Hendricus Bremmer
Hendricus Bremmer had an interesting career. The multitalented artist was a taught draftsman and painter. In circa 1896 the young Bremmer gave up his professional career as an artist to work as an art journalist and art teacher. In the following years he became also active as an art agent, art dealer, publisher and curator. He had become one of the most influential figures within the art scene in the Netherlands in the first half of the twentieth century.
From 1893-95 the young painter Bremmer had his atelier at the attic of his parents’ hotel Hotel Rijnland in Leiden. By then Bremmer was already very much interested in contemporary French literature and poetry. He enjoyed debating life stance with others. His atelier became a cultural hotspot visited by national and international painters and writers a.o. Henry van de Velde, Theo van Rysselberghe, as well as writers Joséphin ‚Sar‘ Péladan and August Vermeylen. At the time Bremmer declined invitations to exhibit at the Salon de Rose + Croix and Les XX exhibitions. Some of his international visitors came on Toorop’s recommendation who worked in the early 1890’s in the artist colony of Katwijk aan Zee’s only a few kilometers from Leiden.
In 1896 Bremmer started to teach as a Leraar Praktische Aesthetica, a teacher in art and aesthetics. He taught small groups of students most of them coming from prominent elite families. Those lessons were an enormous success. His teaching material did not only consist of reproductions. He also showed original drawings, paintings and sculptures in his lessons. Some of the works belonged to his own art collection that he was putting together. The outspoken Bremmer challenged his students, who also enjoyed spending time together with like-minded peers, to look at and think about art. Within years Bremmer was teaching throughout the Netherlands and thus created a powerful network which constituted the basis of his work as an art advisor. Quite a few of his students got inspired and started to collect art. Bremmer advised them on their acquisitions. He operated as an art consultant and as an art dealer. The most famous student who became an art collector is Helene Kröller Müller. She was one of the wealthiest citizens in the Netherlands when she joined Bremmer’s lessons in 1909. Bremmer became her art agent and they assembled the most important collection of modern art in the Netherlands, nowadays the collection of the Kröller Müller Museum.

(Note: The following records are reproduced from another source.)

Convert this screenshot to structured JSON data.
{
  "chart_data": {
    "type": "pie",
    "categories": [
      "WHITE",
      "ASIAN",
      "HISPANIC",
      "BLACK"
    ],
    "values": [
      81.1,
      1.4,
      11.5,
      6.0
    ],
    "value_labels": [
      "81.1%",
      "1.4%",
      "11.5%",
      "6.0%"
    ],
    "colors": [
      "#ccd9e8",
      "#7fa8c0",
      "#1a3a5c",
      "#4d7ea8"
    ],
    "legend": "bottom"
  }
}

Bremmer was one of the first who understood and acknowledged the importance of Vincent van Gogh. He was at the top of list of artists that Bremmer promoted. Bremmer contributed to Van Gogh’s popularity and rising fame at the beginning of the twentieth century. He owned seventy paintings and drawings by Van Gogh in 1883. As a result of Bremmer’s advice The Kröller Müller collection now features ninety of paintings and hundred eighty drawings by Van Gogh. It is the second largest collection of works by this artist in the world.
Bremmer published several books and magazines on art throughout his career. His success, fame and influence lured many contemporary artists towards him. Among them were Bart van der Leck, Jan and Charley Toorop, Jan Sluiters, Chris Beekman, Johan Thorn Prikker, Dirk Nijland and many others. Many of them he supported. His help varied from giving advise, providing introductions, publishing about their art, selling their work or supporting them financially.